Kirain Di Kamar.

Nenek Yeyen yang masih berada di dapur dan masih berkutik dengan bahan-bahan masakan terlonjak kaget saat mendengar sebuah pintu tertutup sangat kencang. Meninggalkan bahan-bahan masaknya di dapur dan buru-buru wanita lanjut usia itu berjalan menuju ruang tamu. Sepi tidak ada siapa-siapa, atensinya teralihkan pada sebuah plastik di atas meja di depan televisi. Dilihatnya ada bihun, sawi dan kue pancong. Itu berarti cucunya sudah pulang. Namun, di mana cucunya itu? Segera dia menghampiri kamar sang cucu diketuknya pintu beberapa kali tidak ada sahutan dari dalam.

"Ditha … kamu ada di dalam, kan?"

Nenek Yeyen kembali mengetuk-ngetuk pintu kamar Ditha dan kembali dia harus menerima kenyataan bahwa sang cucu tidak menyahuti perkataannya. Dia pun menjauh dari pintu kamar dan memilih pergi ke dapur dengan plastik belanjaan ditangannya.

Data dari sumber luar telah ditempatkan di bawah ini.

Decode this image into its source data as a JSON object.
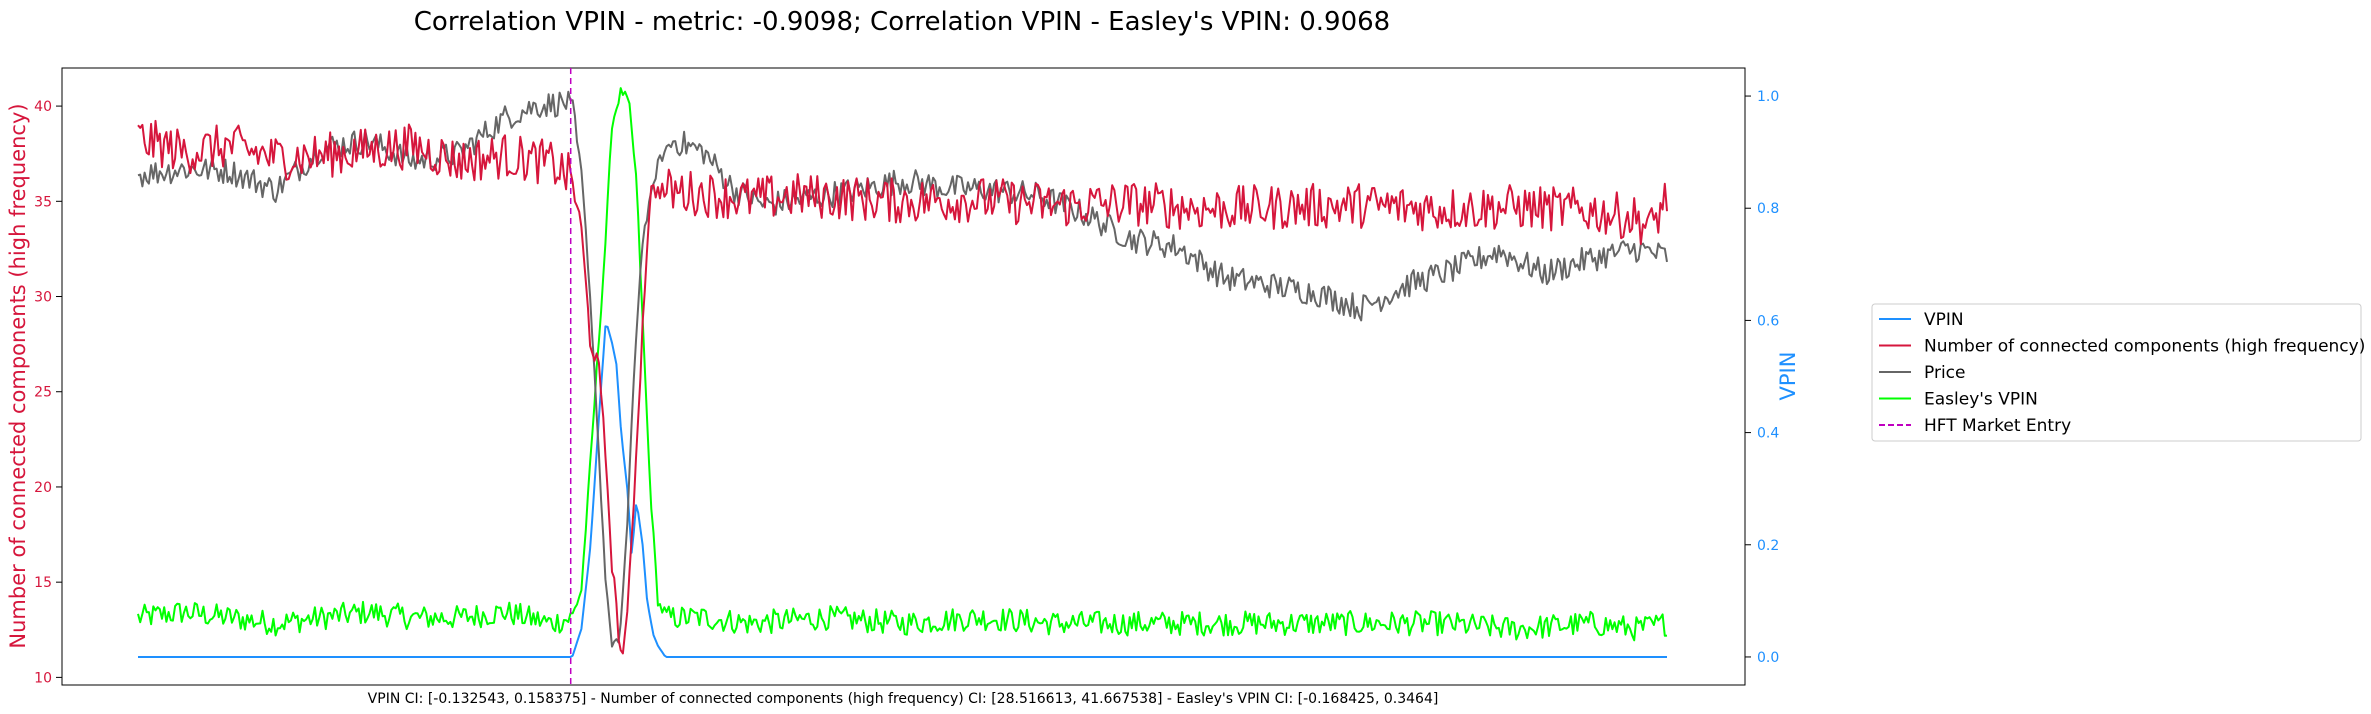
{
  "chart_data": {
    "type": "line",
    "title": "Correlation VPIN - metric: -0.9098; Correlation VPIN - Easley's VPIN: 0.9068",
    "caption": "VPIN CI: [-0.132543, 0.158375] - Number of connected components (high frequency) CI: [28.516613, 41.667538] - Easley's VPIN CI: [-0.168425, 0.3464]",
    "xlabel": "",
    "left_axis": {
      "label": "Number of connected components (high frequency)",
      "color": "#d6163c",
      "ylim": [
        9.6,
        42
      ],
      "ticks": [
        10,
        15,
        20,
        25,
        30,
        35,
        40
      ]
    },
    "right_axis": {
      "label": "VPIN",
      "color": "#1e90ff",
      "ylim": [
        -0.05,
        1.05
      ],
      "ticks": [
        0.0,
        0.2,
        0.4,
        0.6,
        0.8,
        1.0
      ],
      "tick_labels": [
        "0.0",
        "0.2",
        "0.4",
        "0.6",
        "0.8",
        "1.0"
      ]
    },
    "x_range": [
      0,
      100
    ],
    "marker_x": 28.3,
    "grid": false,
    "legend_position": "right",
    "series": [
      {
        "name": "VPIN",
        "axis": "right",
        "color": "#1e90ff",
        "style": "solid",
        "points": [
          [
            0,
            0.0
          ],
          [
            28.4,
            0.0
          ],
          [
            29,
            0.05
          ],
          [
            29.6,
            0.2
          ],
          [
            30.2,
            0.45
          ],
          [
            30.6,
            0.6
          ],
          [
            31,
            0.56
          ],
          [
            31.3,
            0.52
          ],
          [
            31.6,
            0.4
          ],
          [
            32,
            0.3
          ],
          [
            32.3,
            0.18
          ],
          [
            32.6,
            0.28
          ],
          [
            33,
            0.2
          ],
          [
            33.3,
            0.1
          ],
          [
            33.7,
            0.04
          ],
          [
            34,
            0.02
          ],
          [
            34.5,
            0.0
          ],
          [
            100,
            0.0
          ]
        ]
      },
      {
        "name": "Number of connected components (high frequency)",
        "axis": "left",
        "color": "#d6163c",
        "style": "solid",
        "points": [
          [
            0,
            38.3
          ],
          [
            3,
            37.6
          ],
          [
            6,
            37.9
          ],
          [
            9,
            37.3
          ],
          [
            12,
            37.4
          ],
          [
            15,
            37.7
          ],
          [
            18,
            37.9
          ],
          [
            21,
            37.1
          ],
          [
            24,
            37.4
          ],
          [
            27,
            37.0
          ],
          [
            28.4,
            36.2
          ],
          [
            29,
            33.5
          ],
          [
            29.6,
            27.5
          ],
          [
            30.1,
            26.5
          ],
          [
            30.6,
            21.5
          ],
          [
            31,
            16
          ],
          [
            31.6,
            11
          ],
          [
            32,
            13
          ],
          [
            32.6,
            22
          ],
          [
            33.1,
            30
          ],
          [
            33.5,
            35.5
          ],
          [
            34,
            35.6
          ],
          [
            37,
            35.4
          ],
          [
            40,
            35.1
          ],
          [
            43,
            35.3
          ],
          [
            46,
            35.2
          ],
          [
            50,
            35.0
          ],
          [
            55,
            35.1
          ],
          [
            60,
            34.8
          ],
          [
            65,
            34.9
          ],
          [
            70,
            34.6
          ],
          [
            75,
            34.7
          ],
          [
            80,
            34.8
          ],
          [
            85,
            34.6
          ],
          [
            90,
            34.7
          ],
          [
            95,
            34.5
          ],
          [
            98,
            34.1
          ],
          [
            99,
            33.6
          ],
          [
            100,
            35.3
          ]
        ]
      },
      {
        "name": "Price",
        "axis": "left",
        "color": "#666666",
        "style": "solid",
        "points": [
          [
            0,
            36.4
          ],
          [
            3,
            36.7
          ],
          [
            6,
            36.6
          ],
          [
            9,
            35.6
          ],
          [
            12,
            37.8
          ],
          [
            15,
            38.2
          ],
          [
            18,
            37.1
          ],
          [
            21,
            37.5
          ],
          [
            24,
            39.4
          ],
          [
            26,
            40.0
          ],
          [
            28,
            40.2
          ],
          [
            28.4,
            39.8
          ],
          [
            29,
            36.5
          ],
          [
            29.5,
            31
          ],
          [
            30,
            24
          ],
          [
            30.5,
            16
          ],
          [
            31,
            11.5
          ],
          [
            31.5,
            12
          ],
          [
            32,
            18
          ],
          [
            32.5,
            27
          ],
          [
            33,
            33
          ],
          [
            34,
            37
          ],
          [
            35,
            38.2
          ],
          [
            37,
            37.6
          ],
          [
            39,
            35.6
          ],
          [
            41,
            34.8
          ],
          [
            44,
            35.2
          ],
          [
            47,
            35.6
          ],
          [
            50,
            36.1
          ],
          [
            53,
            35.7
          ],
          [
            56,
            35.6
          ],
          [
            59,
            35.3
          ],
          [
            62,
            34.3
          ],
          [
            65,
            33.0
          ],
          [
            68,
            32.6
          ],
          [
            71,
            31.0
          ],
          [
            74,
            30.6
          ],
          [
            77,
            30.2
          ],
          [
            80,
            29.4
          ],
          [
            83,
            30.6
          ],
          [
            86,
            31.4
          ],
          [
            89,
            32.4
          ],
          [
            92,
            31.2
          ],
          [
            95,
            32.0
          ],
          [
            98,
            32.5
          ],
          [
            100,
            32.1
          ]
        ]
      },
      {
        "name": "Easley's VPIN",
        "axis": "right",
        "color": "#00ff00",
        "style": "solid",
        "points": [
          [
            0,
            0.07
          ],
          [
            3,
            0.08
          ],
          [
            6,
            0.07
          ],
          [
            9,
            0.06
          ],
          [
            12,
            0.07
          ],
          [
            15,
            0.08
          ],
          [
            18,
            0.07
          ],
          [
            21,
            0.07
          ],
          [
            24,
            0.08
          ],
          [
            27,
            0.06
          ],
          [
            28.4,
            0.07
          ],
          [
            29,
            0.12
          ],
          [
            29.6,
            0.35
          ],
          [
            30.1,
            0.55
          ],
          [
            30.6,
            0.75
          ],
          [
            31,
            0.95
          ],
          [
            31.6,
            1.01
          ],
          [
            32.1,
            0.99
          ],
          [
            32.6,
            0.85
          ],
          [
            33,
            0.6
          ],
          [
            33.5,
            0.3
          ],
          [
            34,
            0.1
          ],
          [
            34.5,
            0.07
          ],
          [
            37,
            0.07
          ],
          [
            40,
            0.06
          ],
          [
            45,
            0.07
          ],
          [
            50,
            0.06
          ],
          [
            55,
            0.07
          ],
          [
            60,
            0.06
          ],
          [
            65,
            0.06
          ],
          [
            70,
            0.06
          ],
          [
            75,
            0.06
          ],
          [
            80,
            0.06
          ],
          [
            85,
            0.06
          ],
          [
            90,
            0.05
          ],
          [
            95,
            0.06
          ],
          [
            98,
            0.05
          ],
          [
            100,
            0.06
          ]
        ]
      },
      {
        "name": "HFT Market Entry",
        "axis": "left",
        "color": "#c000c0",
        "style": "dashed",
        "points": []
      }
    ]
  }
}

"Kenapa cucuku satu itu?" tanyanya bergumam. "baru kali ini aku mendengar Ditha sekesal itu sampai menutup pintu kamar sangat kencang, untung saja tidak roboh tembok kamarnya."

Nenek Yeyen memutuskan untuk melanjutkan masak-memasaknya dan memilih fokus pada masakannya saat ini

Jalan terbaik memang seharusnya pulang ke rumah. Selepas membayar kue pancong Ditha langsung berjalan dengan tergesa-gesa tidak ingin melihat ke belakang. Bahkan perkataan pedagang kue pancong tadi tidak dia ladenin kembali. Sesak sekali rasanya jikalau berada di posisi Ditha.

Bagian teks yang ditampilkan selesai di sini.